In most of my books, nature has a strong presence. It’s part of “write what you know,” and I often joke that I was raised by wolves. An exaggeration, but I was lucky enough to be brought up in the outdoors and feel quite comfortable in the woods.
Here’s a picture of my playpen, built by my dad out of sticks at the cabin overlooking Skylight Pond in Vermont.
When I was about 12 (and my brothers were 11 and 8), my parents used to drop us off on the Long Trail in the Green Mountains and pick us up three days later, fifteen miles down the path. We read maps, dealt with unexpected snow, built shelters, shooed porcupines from our food, and cut pine boughs for our beds.
1985 – On a month-long trek in Wyoming. I still have those clothes!
On other occasions, they’d leave us with the old canoe under a bridge (no life jackets back then) and pick us up miles downstream at the end of the weekend. It was a blast. It was normal. And somehow, we survived, even as our adventures increased in daring and duration as we aged.
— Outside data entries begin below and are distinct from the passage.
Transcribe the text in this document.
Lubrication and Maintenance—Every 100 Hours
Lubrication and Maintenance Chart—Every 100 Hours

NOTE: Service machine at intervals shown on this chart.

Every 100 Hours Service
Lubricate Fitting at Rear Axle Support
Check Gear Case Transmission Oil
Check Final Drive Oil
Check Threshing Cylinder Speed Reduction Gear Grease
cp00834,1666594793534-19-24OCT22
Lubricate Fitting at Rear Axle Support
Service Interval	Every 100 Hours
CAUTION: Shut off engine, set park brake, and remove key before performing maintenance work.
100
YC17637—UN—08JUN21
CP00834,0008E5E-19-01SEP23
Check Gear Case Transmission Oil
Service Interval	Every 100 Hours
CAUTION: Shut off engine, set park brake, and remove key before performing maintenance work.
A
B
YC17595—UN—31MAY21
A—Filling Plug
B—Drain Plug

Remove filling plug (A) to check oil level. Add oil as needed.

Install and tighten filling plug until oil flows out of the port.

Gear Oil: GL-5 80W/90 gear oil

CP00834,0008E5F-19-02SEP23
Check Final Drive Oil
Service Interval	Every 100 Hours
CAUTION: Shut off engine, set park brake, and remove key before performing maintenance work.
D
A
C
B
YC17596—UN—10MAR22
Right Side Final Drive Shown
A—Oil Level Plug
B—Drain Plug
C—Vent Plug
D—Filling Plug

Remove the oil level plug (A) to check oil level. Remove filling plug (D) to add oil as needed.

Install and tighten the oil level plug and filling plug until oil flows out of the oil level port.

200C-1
Fast forward 25 years from those first independent forays into the wilderness: I married my husband, a man from Atlantic City, New Jersey. A city kid willing to brave country living for the sake of love. And, his encounters with wildlife make for endless comedy.
A few examples:
1 – Turtles. I’ve never seen a man run so fast as the first time he came across a big turtle on our hiking path. It was the size of a dinner plate. I pointed it out to him, mostly so he wouldn’t step on it. “Wow, look at that turtle.” He shrieked, hands flew up, and he ran down the trail in the opposite direction.
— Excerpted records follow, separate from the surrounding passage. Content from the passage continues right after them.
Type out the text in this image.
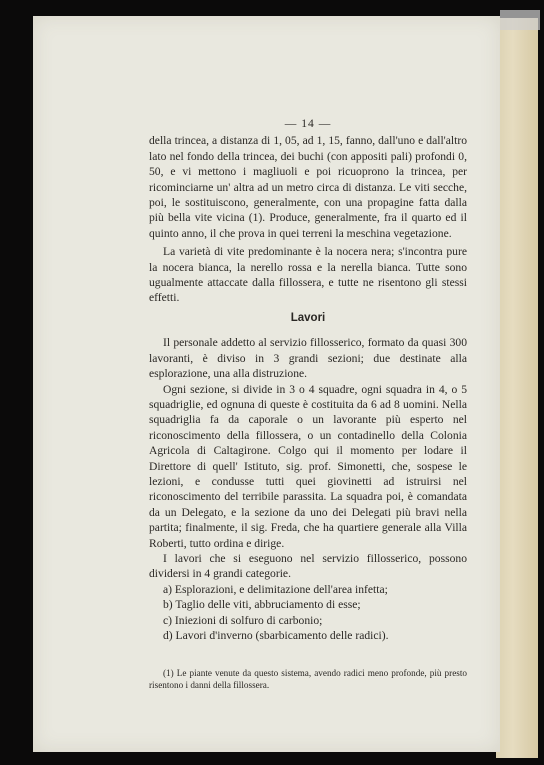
— 14 —

della trincea, a distanza di 1, 05, ad 1, 15, fanno, dall'uno e dall'altro lato nel fondo della trincea, dei buchi (con appositi pali) profondi 0, 50, e vi mettono i magliuoli e poi ricuoprono la trincea, per ricominciarne un' altra ad un metro circa di distanza. Le viti secche, poi, le sostituiscono, generalmente, con una propagine fatta dalla più bella vite vicina (1). Produce, generalmente, fra il quarto ed il quinto anno, il che prova in quei terreni la meschina vegetazione.

La varietà di vite predominante è la nocera nera; s'incontra pure la nocera bianca, la nerello rossa e la nerella bianca. Tutte sono ugualmente attaccate dalla fillossera, e tutte ne risentono gli stessi effetti.

Lavori

Il personale addetto al servizio fillosserico, formato da quasi 300 lavoranti, è diviso in 3 grandi sezioni; due destinate alla esplorazione, una alla distruzione.

Ogni sezione, si divide in 3 o 4 squadre, ogni squadra in 4, o 5 squadriglie, ed ognuna di queste è costituita da 6 ad 8 uomini. Nella squadriglia fa da caporale o un lavorante più esperto nel riconoscimento della fillossera, o un contadinello della Colonia Agricola di Caltagirone. Colgo qui il momento per lodare il Direttore di quell' Istituto, sig. prof. Simonetti, che, sospese le lezioni, e condusse tutti quei giovinetti ad istruirsi nel riconoscimento del terribile parassita. La squadra poi, è comandata da un Delegato, e la sezione da uno dei Delegati più bravi nella partita; finalmente, il sig. Freda, che ha quartiere generale alla Villa Roberti, tutto ordina e dirige.

I lavori che si eseguono nel servizio fillosserico, possono dividersi in 4 grandi categorie.

a) Esplorazioni, e delimitazione dell'area infetta;
b) Taglio delle viti, abbruciamento di esse;
c) Iniezioni di solfuro di carbonio;
d) Lavori d'inverno (sbarbicamento delle radici).

(1) Le piante venute da questo sistema, avendo radici meno profonde, più presto risentono i danni della fillossera.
2 – Bugs. Tornado Boy was over last weekend, and he was expressing a lot of concern about spiders and bees. I called my daughter, “Are you and his dad teaching him to be afraid of bugs?” She denied any role in that behavior. Then I looked out the window and saw Grampy sprinting across the deck, swatting at an imaginary swarm of killer bees. “Never mind,” I told her.
3 – Snakes. We have lots and lots of little garter snakes around here. They’re about two feet long and not much thicker than a pencil (mostly). I try not to leave the doors of the house open because the hummingbirds fly in and can’t find their way out without help, which involves ladders.
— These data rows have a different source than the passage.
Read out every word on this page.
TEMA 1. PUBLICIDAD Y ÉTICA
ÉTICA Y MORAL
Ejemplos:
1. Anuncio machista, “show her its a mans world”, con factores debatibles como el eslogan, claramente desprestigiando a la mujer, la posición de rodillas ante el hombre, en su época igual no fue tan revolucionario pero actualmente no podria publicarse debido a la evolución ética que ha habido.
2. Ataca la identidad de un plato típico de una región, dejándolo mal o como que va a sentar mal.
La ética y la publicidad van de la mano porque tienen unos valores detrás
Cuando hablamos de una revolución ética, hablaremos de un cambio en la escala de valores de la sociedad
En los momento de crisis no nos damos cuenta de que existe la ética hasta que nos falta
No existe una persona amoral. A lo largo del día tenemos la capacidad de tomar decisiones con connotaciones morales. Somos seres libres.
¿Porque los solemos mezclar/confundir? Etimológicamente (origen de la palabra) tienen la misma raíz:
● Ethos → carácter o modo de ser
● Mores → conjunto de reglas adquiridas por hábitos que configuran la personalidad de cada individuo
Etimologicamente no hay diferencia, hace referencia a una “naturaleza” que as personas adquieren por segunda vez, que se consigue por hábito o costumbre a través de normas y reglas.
A tiny thing that eats slugs, worms and insects.
But yesterday, I was gardening and left the door open for about 15 minutes. My husband came tearing out of the house in a panic because two snakes decided to take up residence. I found the smallest one quickly as it slithered away from me. I picked it up and let it go in the bushes. The second one was hiding.
After a short hunt, I dragged it out from behind the furniture and held it for him to see from where he stood thirty feet away in the front yard in case he needed to run. I let it go and twenty minutes it was back trying to get in the house again. No luck, the door stays closed.
Other Oregon wildlife to be scared of if you’re from the city: Slugs, bats, coyotes, salamanders, and large frogs. But that’s another story.